Memahami ekosistem Geopark dengan infrastrukur dan kecanggihan teknologi modern jangan sampai mengikis kesejatian Geopark Toba. Sehingga “ketidakseimbangan” dengan alam muncul serta persekutuan karib dengan semesta terpinggirkan. Karena itu, perlu jangkar yang kredibel untuk mengatasi “ketidakseimbangan” ini yang pada hakekatnya menuntut pola pikir rasionalitas melampaui akal budi yang berkembang yang berpegang pada kiprah mengurangi emisi karbon secara utuh dan gamblang serta terhindar dari godaan keuntungan ekonomi/ bisnis semata.
Ekosistem Geopark Toba saling mendukung melalui pendekatan “positive sum game” (semua diuntungkan), bukan “zero sum game” (ada yang dikorbankan). Isue serius ini sudah sewajarnya disikapi melihat itu semua dari berbagai dimensi, dimaknai dari visi holistik yang bermanfaat bagi generasi kini dan mendatang.
Kita harus belajar dari problem klasik pembebasan lahan di seputar Kawasan Danau Toba (KDT) yang selama ini berada di ruang usaha dalam zona pembangunan wahana dan sarana pendukung destinasi wisata superioritas yang tidak memperhatikan kaidah visi dan perspektif Geoprak. Hal itu menyisakan sengketa/ konflik lahan yang ditengarai merugikan masyarakat.

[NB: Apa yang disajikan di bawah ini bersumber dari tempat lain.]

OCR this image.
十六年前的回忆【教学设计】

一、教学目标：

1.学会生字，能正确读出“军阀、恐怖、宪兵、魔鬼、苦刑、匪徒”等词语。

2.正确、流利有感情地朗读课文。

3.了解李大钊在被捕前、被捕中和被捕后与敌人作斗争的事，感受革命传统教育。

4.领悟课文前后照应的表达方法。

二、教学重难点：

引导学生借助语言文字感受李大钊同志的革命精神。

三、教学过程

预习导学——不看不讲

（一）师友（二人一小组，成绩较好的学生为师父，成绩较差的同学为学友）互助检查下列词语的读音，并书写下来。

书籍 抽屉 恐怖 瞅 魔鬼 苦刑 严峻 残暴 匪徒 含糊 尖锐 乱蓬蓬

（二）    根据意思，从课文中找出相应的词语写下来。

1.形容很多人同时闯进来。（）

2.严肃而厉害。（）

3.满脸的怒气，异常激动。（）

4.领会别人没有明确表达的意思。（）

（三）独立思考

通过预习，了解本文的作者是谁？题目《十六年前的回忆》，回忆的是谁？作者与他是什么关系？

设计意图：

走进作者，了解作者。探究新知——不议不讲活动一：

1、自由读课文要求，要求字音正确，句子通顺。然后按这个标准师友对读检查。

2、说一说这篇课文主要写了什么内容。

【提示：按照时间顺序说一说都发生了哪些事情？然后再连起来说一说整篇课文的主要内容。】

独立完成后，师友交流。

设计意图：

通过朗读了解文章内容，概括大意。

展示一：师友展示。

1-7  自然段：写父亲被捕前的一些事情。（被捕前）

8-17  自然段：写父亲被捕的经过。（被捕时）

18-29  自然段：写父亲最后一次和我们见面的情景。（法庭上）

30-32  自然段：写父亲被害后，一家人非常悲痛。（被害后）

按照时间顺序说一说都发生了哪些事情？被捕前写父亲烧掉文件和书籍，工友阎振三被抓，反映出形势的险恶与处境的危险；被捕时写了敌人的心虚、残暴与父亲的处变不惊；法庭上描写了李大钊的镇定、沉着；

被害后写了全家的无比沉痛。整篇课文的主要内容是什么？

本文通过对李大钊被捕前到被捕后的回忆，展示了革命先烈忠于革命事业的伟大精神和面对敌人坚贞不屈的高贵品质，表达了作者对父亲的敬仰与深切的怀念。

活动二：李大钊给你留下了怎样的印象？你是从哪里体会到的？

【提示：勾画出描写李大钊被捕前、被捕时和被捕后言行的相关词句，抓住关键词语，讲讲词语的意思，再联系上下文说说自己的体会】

Situasi ini diperburuk lagi dengan tidak adanya aturan yang jelas tentang rencana tata ruang wilayah (RTRW). Implementasi regulasi RTRW harus mengambil langkah strategis untuk mendukung pembangunan berkelanjutan. Pemahaman semua pihak tentang regulasi belum sepenuhnya merata di lapangan, karena kurang adanya sosialisasi serta evaluasi. Penilaian atau “evaluate” adalah jenjang tertinggi, sedangkan “intelectual thinking” atau cara berpikir intelektual, dari understanding analisis, aplikasi, sintesis dan terakhir evaluasi.
Pada akhirnya, visi dan perspektif Geopark Toba mesti memberi nilai-nilai yang sangat penting bagi kemanusiaan, peradaban, dan adaptasi perubahan iklim. Oleh karena itu, Pemerintah harus membangun persepsi bersama, bahwa perubahan iklim ialah kerisauan bersama yang harus dimitigasi bersama-sama karena dampaknya tak mengenal batas administrasi teritorial.

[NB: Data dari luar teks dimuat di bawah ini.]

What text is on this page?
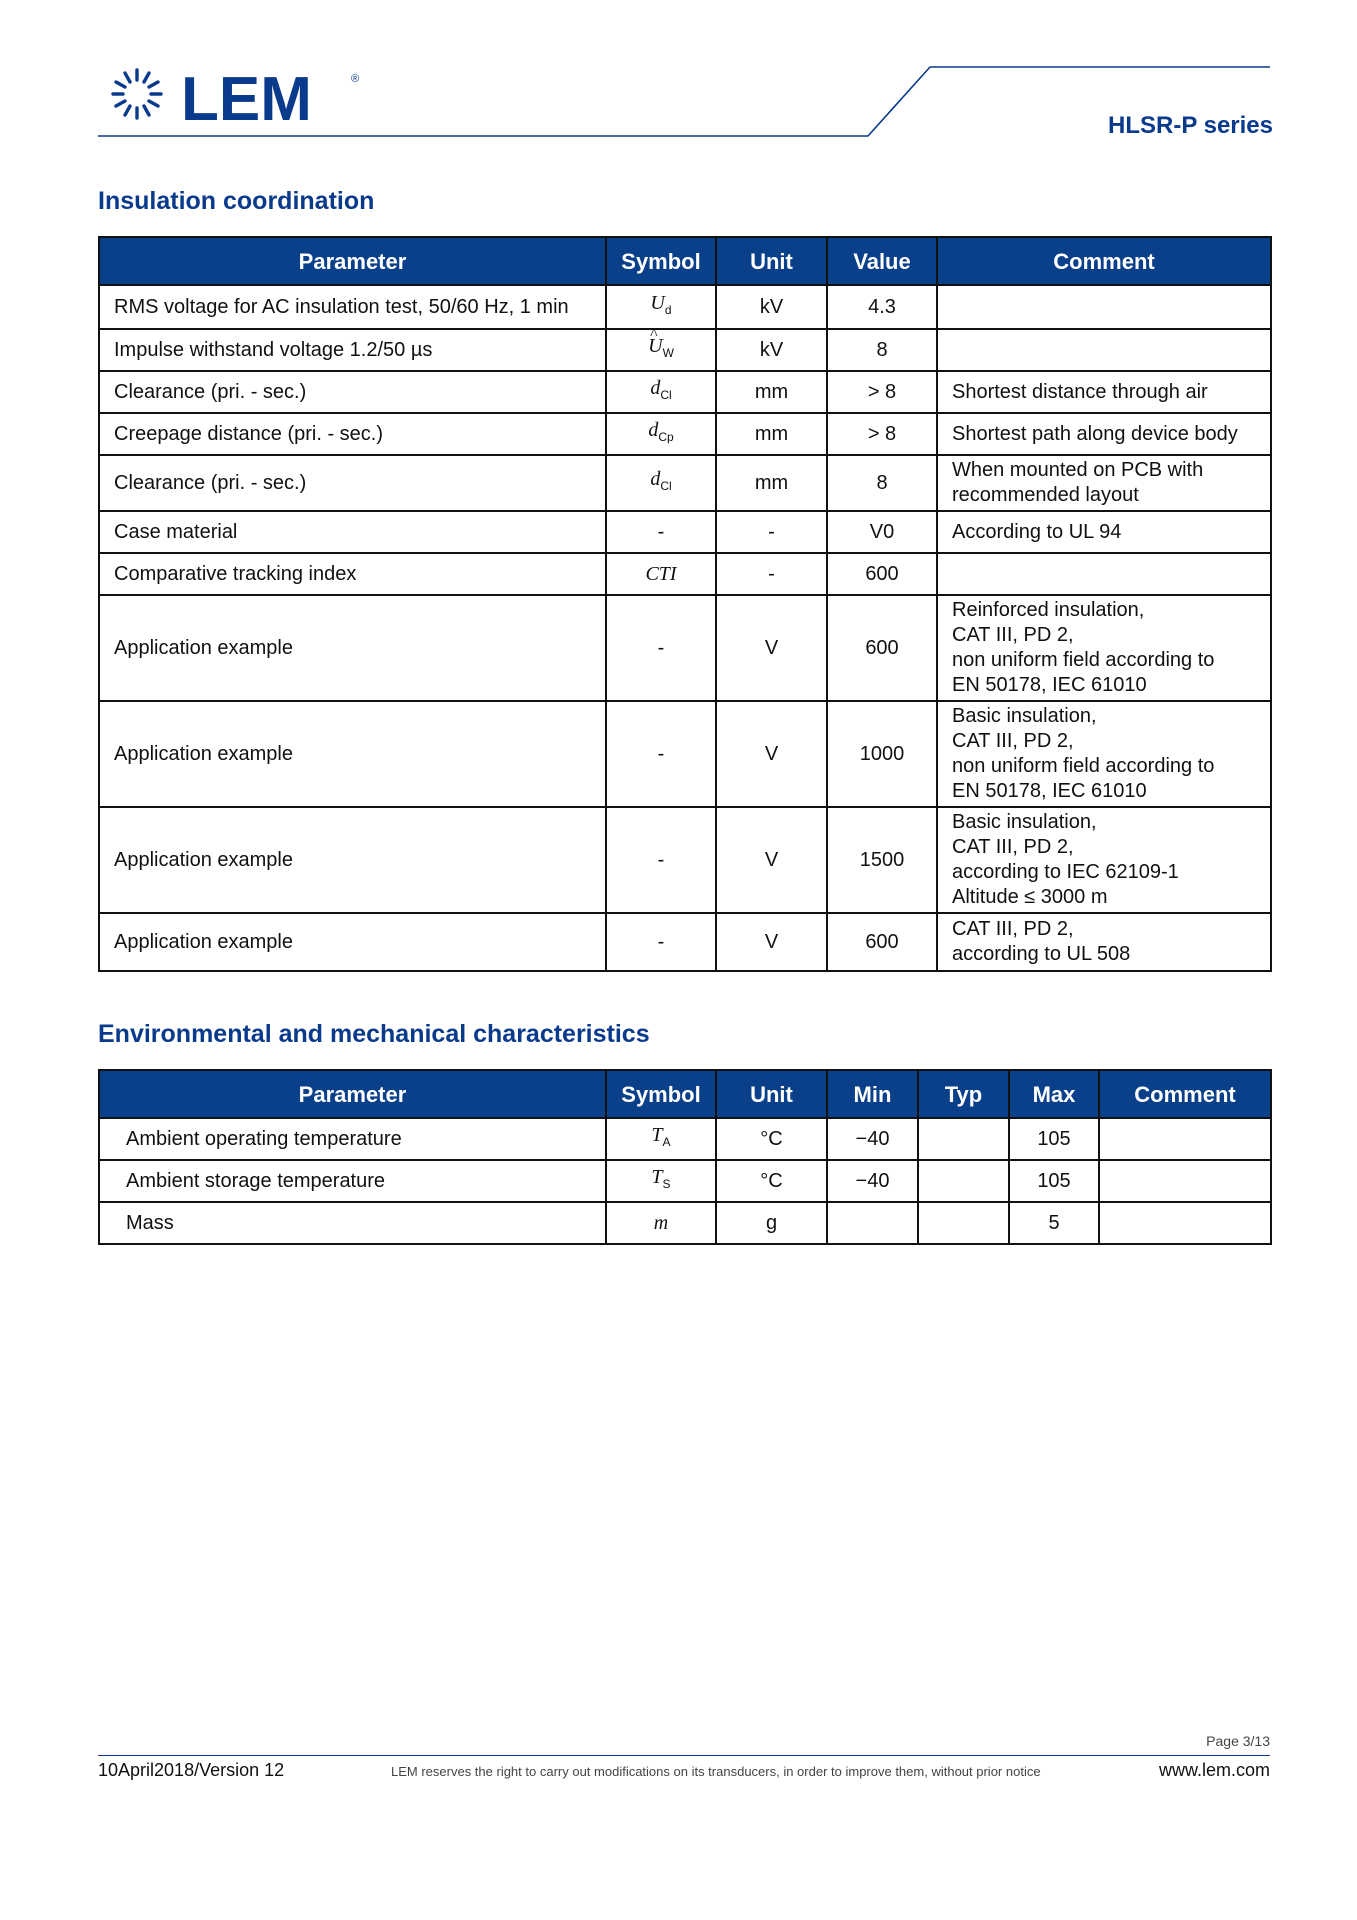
LEM	®
HLSR-P series
Insulation coordination
Parameter	Symbol	Unit	Value	Comment
RMS voltage for AC insulation test, 50/60 Hz, 1 min	$U_d$	kV	4.3	
Impulse withstand voltage 1.2/50 µs	^ $U_W$	kV	8	
Clearance (pri. - sec.)	$d_{Cl}$	mm	> 8	Shortest distance through air

Creepage distance (pri. - sec.)	$d_{Cp}$	mm	> 8	Shortest path along device body

Clearance (pri. - sec.)	$d_{Cl}$	mm	8	When mounted on PCB with
recommended layout

Case material	-	-	V0	According to UL 94

Comparative tracking index	CTI	-	600	
Application example	-	V	600	Reinforced insulation,
CAT III, PD 2,
non uniform field according to
EN 50178, IEC 61010

Application example	-	V	1000	Basic insulation,
CAT III, PD 2,
non uniform field according to
EN 50178, IEC 61010

Application example	-	V	1500	Basic insulation,
CAT III, PD 2,
according to IEC 62109-1
Altitude ≤ 3000 m

Application example	-	V	600	CAT III, PD 2,
according to UL 508
Environmental and mechanical characteristics
Parameter	Symbol	Unit	Min	Typ	Max	Comment
Ambient operating temperature	$T_A$	°C	−40		105	
Ambient storage temperature	$T_S$	°C	−40		105	
Mass	m	g			5	
Page 3/13
10April2018/Version 12	LEM reserves the right to carry out modifications on its transducers, in order to improve them, without prior notice	www.lem.com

Upaya membuat keseimbangan ekologi, pemberdayaan warga, dan pembangunan berkelanjutan merupakan langkah strategis benang merah kebijakan terobosan Pemerintah dalam keseimbangan baru Geopark Toba. Ajakan bersama agar Danau Toba kembali bersih dari keramba jaring apung, sejuk, mengurangi polusi udara dan polusi sampah plastik hingga bersih dari pencemaran lingkungan.
Bencana Longsor
Pemberdayaan masyarakat meliputi persoalan zona industri yang harus dipenuhi dalam RTRW dengan Izin Mendirikan Bangunan (IMB) seyogianya saling terhubung. Tapi nampaknya ada “pertempuran” tak seimbang antara pengusaha/ pemodal yang kurang empati pada suasana kebatinan rakyat sekitar yang dirundung kegelisahan, dengan menyingkirkan mereka ketepian.

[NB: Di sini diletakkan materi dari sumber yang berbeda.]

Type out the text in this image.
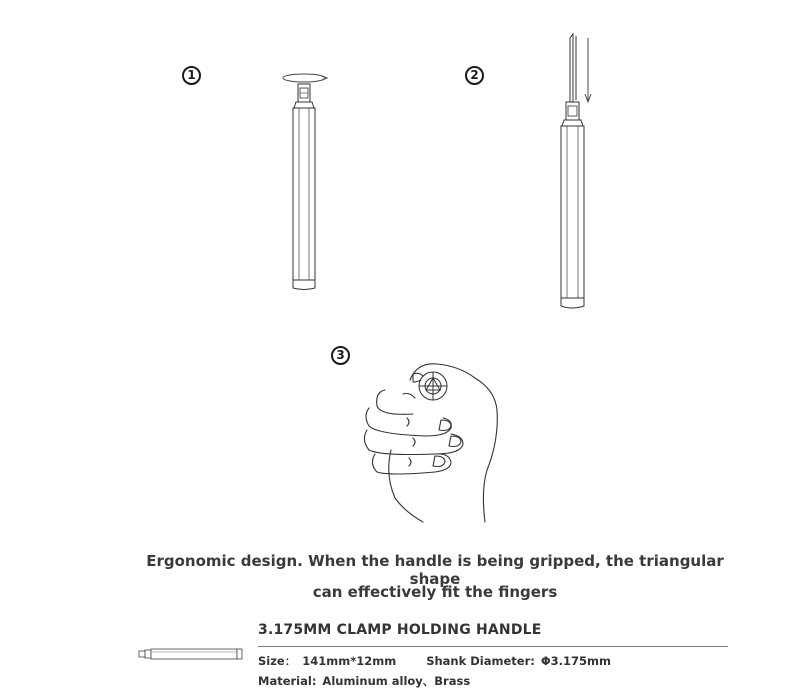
1	2
3
Ergonomic design. When the handle is being gripped, the triangular shape
can effectively fit the fingers
3.175MM CLAMP HOLDING HANDLE
Size： 141mm*12mm	Shank Diameter: Φ3.175mm
Material: Aluminum alloy、Brass
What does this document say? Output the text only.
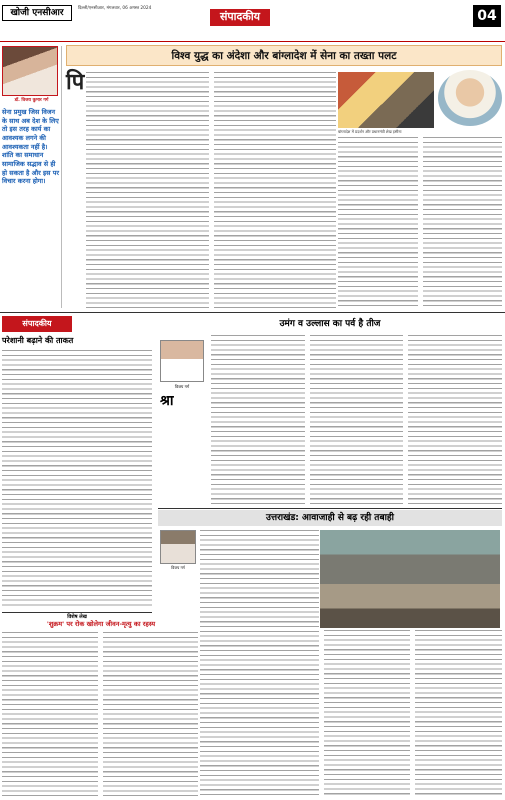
खोजी एनसीआर	दिल्ली/एनसीआर, मंगलवार, 06 अगस्त 2024
संपादकीय	04
डॉ. विजय कुमार गर्ग
सेना प्रमुख जिस विजन के साथ अब देश के लिए तो इस तरह कार्य का आवश्यक लगने की आवश्यकता नहीं है। शांति का समाधान सामाजिक सद्भाव से ही हो सकता है और इस पर विचार करना होगा।
विश्व युद्ध का अंदेशा और बांग्लादेश में सेना का तख्ता पलट
पि
बांग्लादेश में प्रदर्शन और प्रधानमंत्री शेख हसीना
संपादकीय
परेशानी बढ़ाने की ताकत
उमंग व उल्लास का पर्व है तीज
विजय गर्ग
श्रा
उत्तराखंड: आवाजाही से बढ़ रही तबाही
विजय गर्ग
विशेष लेख
'शुक्रम' पर रोक खोलेगा जीवन-मृत्यु का रहस्य
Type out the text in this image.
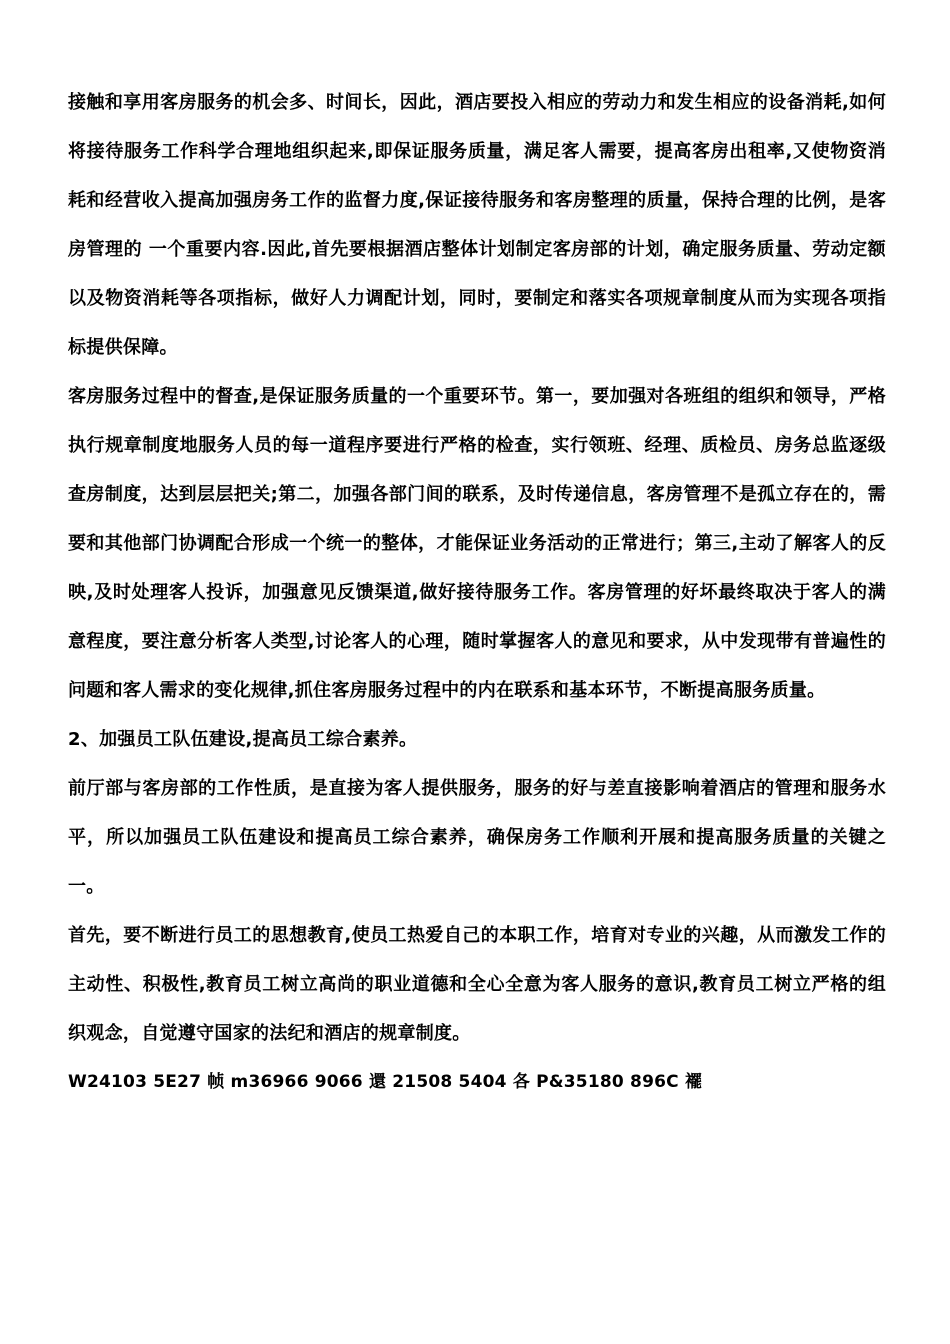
接触和享用客房服务的机会多、时间长，因此，酒店要投入相应的劳动力和发生相应的设备消耗,如何将接待服务工作科学合理地组织起来,即保证服务质量，满足客人需要，提高客房出租率,又使物资消耗和经营收入提高加强房务工作的监督力度,保证接待服务和客房整理的质量，保持合理的比例，是客房管理的 一个重要内容.因此,首先要根据酒店整体计划制定客房部的计划，确定服务质量、劳动定额以及物资消耗等各项指标，做好人力调配计划，同时，要制定和落实各项规章制度从而为实现各项指标提供保障。

客房服务过程中的督查,是保证服务质量的一个重要环节。第一，要加强对各班组的组织和领导，严格执行规章制度地服务人员的每一道程序要进行严格的检查，实行领班、经理、质检员、房务总监逐级查房制度，达到层层把关;第二，加强各部门间的联系，及时传递信息，客房管理不是孤立存在的，需要和其他部门协调配合形成一个统一的整体，才能保证业务活动的正常进行；第三,主动了解客人的反映,及时处理客人投诉，加强意见反馈渠道,做好接待服务工作。客房管理的好坏最终取决于客人的满意程度，要注意分析客人类型,讨论客人的心理，随时掌握客人的意见和要求，从中发现带有普遍性的问题和客人需求的变化规律,抓住客房服务过程中的内在联系和基本环节，不断提高服务质量。

2、加强员工队伍建设,提高员工综合素养。

前厅部与客房部的工作性质，是直接为客人提供服务，服务的好与差直接影响着酒店的管理和服务水平，所以加强员工队伍建设和提高员工综合素养，确保房务工作顺利开展和提高服务质量的关键之一。

首先，要不断进行员工的思想教育,使员工热爱自己的本职工作，培育对专业的兴趣，从而激发工作的主动性、积极性,教育员工树立高尚的职业道德和全心全意为客人服务的意识,教育员工树立严格的组织观念，自觉遵守国家的法纪和酒店的规章制度。

W24103 5E27 帧 m36966 9066 還 21508 5404 各 P&35180 896C 襬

Hal itu terlihat, pada saat pengusaha mengajukan perizinan, aroma jual beli perizinan tercium begitu hebat berkelindan kasus suap yang hanya mengulang peristiwa sebelumnya dalam urusan kotak-katik untuk merevisi RTRW, yang pada akhirnya menimbulkan kerusakan lingkungan dan menggembosi pelestarian ekosistem Geopark. Barangkali disinilah kecemasan membuncah ketika adanya pembiaran” alih fungsi” berdampak memudarnya harapan rakyat akibat ketidak adilan agraria tersebut. Sudah saatnya kebijakan bukan lagi bertumpu pada pragmatisme semata, tetapi berkomitmen pada penurunan emisi karbon dalam kerangka implementasi ekonomi hijau.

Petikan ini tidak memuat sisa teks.